Details
-
Bug
-
Status: Resolved
-
Major
-
Resolution: Fixed
-
Impala 2.2.4, Impala 2.3.0
Description
Impala is unable to read Java based UDFs that return a standard java.lang primitive datatype like Float or String. As an example, the text mining UDF @ https://github.com/rueedlinger/hive-udf/ has a function 'Distance' that is used to calculate Levenshtein distance and returns a Float data type.

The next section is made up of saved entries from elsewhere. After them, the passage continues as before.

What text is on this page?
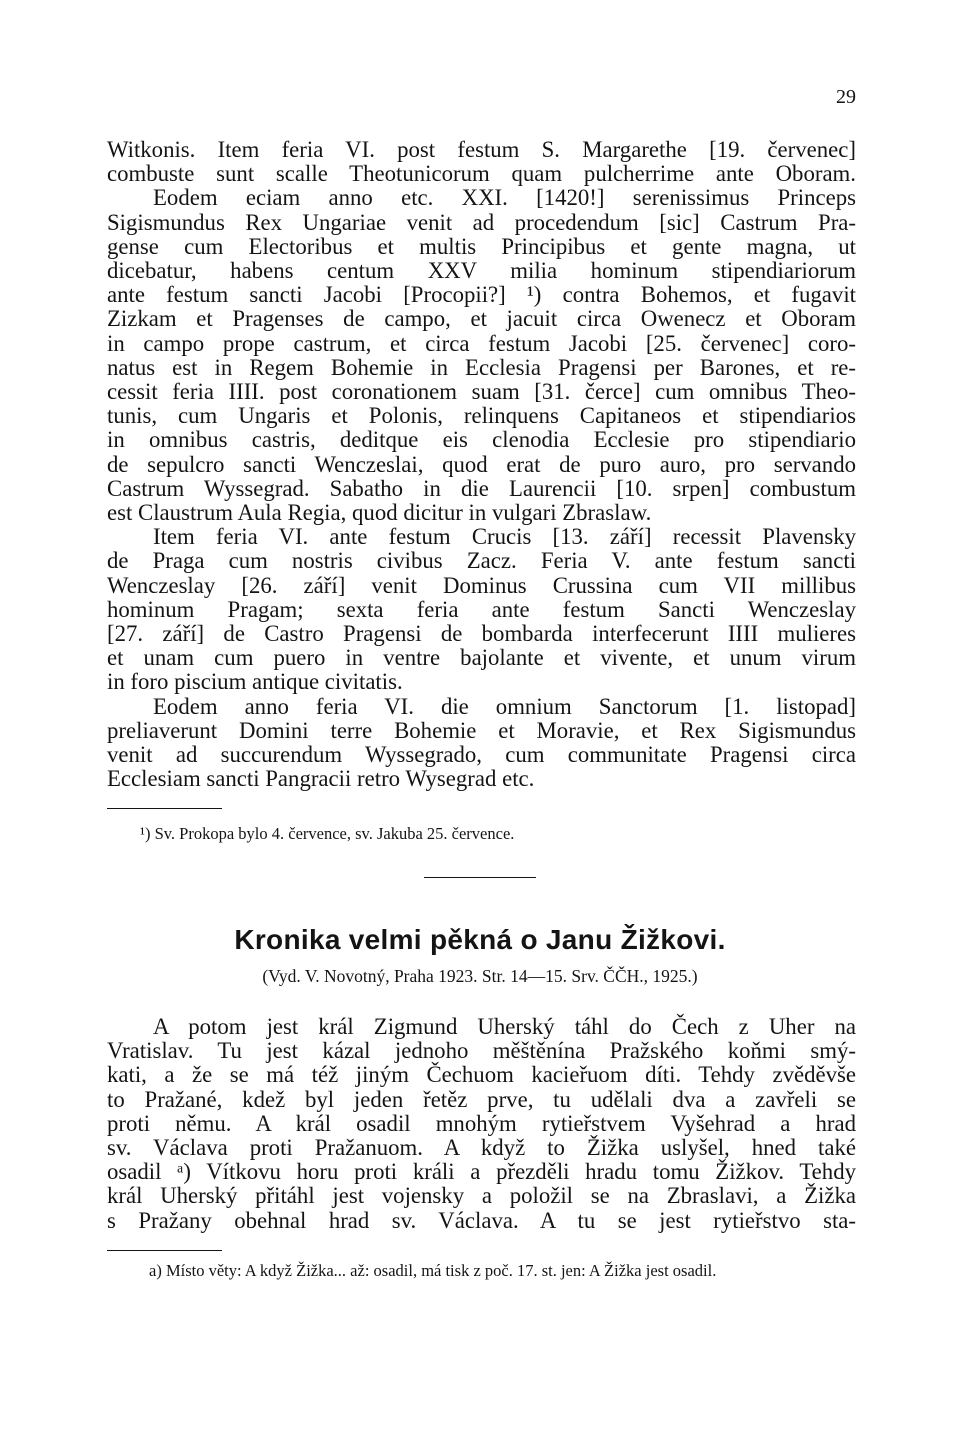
29
Witkonis. Item feria VI. post festum S. Margarethe [19. červenec]
combuste sunt scalle Theotunicorum quam pulcherrime ante Oboram.
Eodem eciam anno etc. XXI. [1420!] serenissimus Princeps
Sigismundus Rex Ungariae venit ad procedendum [sic] Castrum Pra-
gense cum Electoribus et multis Principibus et gente magna, ut
dicebatur, habens centum XXV milia hominum stipendiariorum
ante festum sancti Jacobi [Procopii?] ¹) contra Bohemos, et fugavit
Zizkam et Pragenses de campo, et jacuit circa Owenecz et Oboram
in campo prope castrum, et circa festum Jacobi [25. červenec] coro-
natus est in Regem Bohemie in Ecclesia Pragensi per Barones, et re-
cessit feria IIII. post coronationem suam [31. čerce] cum omnibus Theo-
tunis, cum Ungaris et Polonis, relinquens Capitaneos et stipendiarios
in omnibus castris, deditque eis clenodia Ecclesie pro stipendiario
de sepulcro sancti Wenczeslai, quod erat de puro auro, pro servando
Castrum Wyssegrad. Sabatho in die Laurencii [10. srpen] combustum
est Claustrum Aula Regia, quod dicitur in vulgari Zbraslaw.
Item feria VI. ante festum Crucis [13. září] recessit Plavensky
de Praga cum nostris civibus Zacz. Feria V. ante festum sancti
Wenczeslay [26. září] venit Dominus Crussina cum VII millibus
hominum Pragam; sexta feria ante festum Sancti Wenczeslay
[27. září] de Castro Pragensi de bombarda interfecerunt IIII mulieres
et unam cum puero in ventre bajolante et vivente, et unum virum
in foro piscium antique civitatis.
Eodem anno feria VI. die omnium Sanctorum [1. listopad]
preliaverunt Domini terre Bohemie et Moravie, et Rex Sigismundus
venit ad succurendum Wyssegrado, cum communitate Pragensi circa
Ecclesiam sancti Pangracii retro Wysegrad etc.
¹) Sv. Prokopa bylo 4. července, sv. Jakuba 25. července.
Kronika velmi pěkná o Janu Žižkovi.
(Vyd. V. Novotný, Praha 1923. Str. 14—15. Srv. ČČH., 1925.)
A potom jest král Zigmund Uherský táhl do Čech z Uher na
Vratislav. Tu jest kázal jednoho měštěnína Pražského koňmi smý-
kati, a že se má též jiným Čechuom kacieřuom díti. Tehdy zvěděvše
to Pražané, kdež byl jeden řetěz prve, tu udělali dva a zavřeli se
proti němu. A král osadil mnohým rytieřstvem Vyšehrad a hrad
sv. Václava proti Pražanuom. A když to Žižka uslyšel, hned také
osadil ᵃ) Vítkovu horu proti králi a přezděli hradu tomu Žižkov. Tehdy
král Uherský přitáhl jest vojensky a položil se na Zbraslavi, a Žižka
s Pražany obehnal hrad sv. Václava. A tu se jest rytieřstvo sta-
a) Místo věty: A když Žižka... až: osadil, má tisk z poč. 17. st. jen: A Žižka jest osadil.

[xxx.yyy.zzz.com:21000] > CREATE FUNCTION levdistance(STRING,STRING,STRING) RETURNS FLOAT LOCATION 'hdfs://datalab-uatb/project/p11/inc/private/jars/hive-udf-textmining-1.0-SNAPSHOT-jar-with-dependencies.jar' SYMBOL='ch.yax.hive.udf.text.Distance';
Query: create FUNCTION levdistance(STRING,STRING,STRING) RETURNS FLOAT LOCATION 'hdfs://datalab-uatb/project/p11/inc/private/jars/hive-udf-textmining-1.0-SNAPSHOT-jar-with-dependencies.jar' SYMBOL='ch.yax.hive.udf.text.Distance'
Fetched 0 row(s) in 0.77s
[xxx.yyy.zzz.com:21000] > select levdistance('L','test','testing');
Query: select levdistance('L','test','testing')
---------------------------------------------
default.levdistance('l', 'test', 'testing') |
---------------------------------------------
NULL |
---------------------------------------------
WARNINGS: UDF WARNING: Hive UDF path=hdfs://datalab-uatb/project/p11/inc/private/jars/hive-udf-textmining-1.0-SNAPSHOT-jar-with-dependencies.jar class=ch.yax.hive.udf.text.Distance failed due to: ImpalaRuntimeException: UDF::evaluate() ran into a problem.
CAUSED BY: ClassCastException: java.lang.Float cannot be cast to org.apache.hadoop.io.FloatWritable
The only way to get this working is to re-create the UDF using the Hadoop Writables data type. This is obviously not ideal as the process of creating the UDF is time consuming and needs extra resources whereas it should have worked in the first place like the way it works in Hive.